Furthermore, Dalton’s theory established that atoms combined with each other in simple proportions to form “compound atoms,” and that these “compound atoms” of the same substance are identical.
Thanks to the fact that humanity has not stopped investigating, we now know that many of the postulates of Dalton’s atomic model were not correct. However, his contributions and the extraordinary scientific outlook that Dalton possessed laid the foundations for future developments, with a significance almost comparable to that of the “father of chemistry”, Antoine Lavoisier.
John Dalton and color blindness
As we had already told you, John Dalton did not limit himself to studying the properties of matter. His curiosity crossed all fields and, when he discovered that he suffered from an eye disease, he decided to investigate it.
Two years after discovering his condition and finding more people who suffered from it, John Dalton began to carry out various investigations. In 1794 he published Extraordinary Facts Concerning Color Vision, where he first described a type of color blindness. A visual disease that would later be known as color blindness.
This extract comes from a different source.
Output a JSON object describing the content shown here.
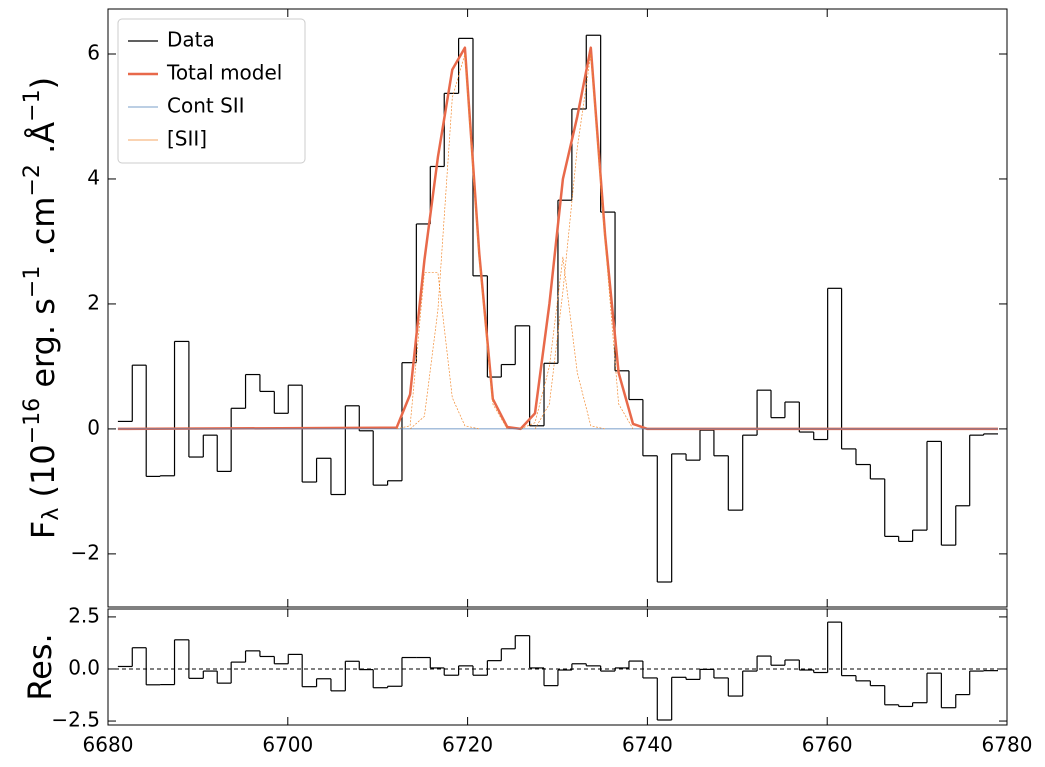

In that first work, Dalton stated that the cause of these deficiencies in color perception was due to an anomaly in the vitreous humor, the transparent liquid that maintains the shape of the eyeball, which, according to Dalton, would have a different color. Lacking the support of numerous scientists, Dalton left instructions to analyze his eye after his death.
This was done and, when the eye was analyzed, it was found that the vitreous humor had the same transparent color as the rest. In this way, it was shown that Dalton’s hypothesis was erroneous and that the problem did not lie in the eye. It was suspected that the problem could be in the optic nerve and the way the brain interprets colors.
After this analysis, John Dalton’s eyes were preserved in a container until a group of molecular biologists requested to take a sample in 1995. With this sample, they concluded that John Dalton lacked green retinal photoreceptors. That is, the retinal cones responsible for receiving light with a wavelength corresponding to the color green were absent.
By then, more had been discovered about this anomaly to which John Dalton had dedicated so much effort: color blindness. In fact, it was known that there were three types of color blindness: deuteranopia, which was what John Dalton suffered from, related to the perception of the color green; protanopia, in which the same thing happens, but with the color red; and tritanopia, with the color blue.
Conclusion
Considered by many as the “father” of the first atomic theory in history, John Dalton is an example of the tireless search for knowledge. Thanks to him, during the 19th century great advances were achieved in science and, although not all of his conclusions were correct, he established scientific bases that made it possible to expand knowledge in the future. For all this, he has become one of the most important chemists in history.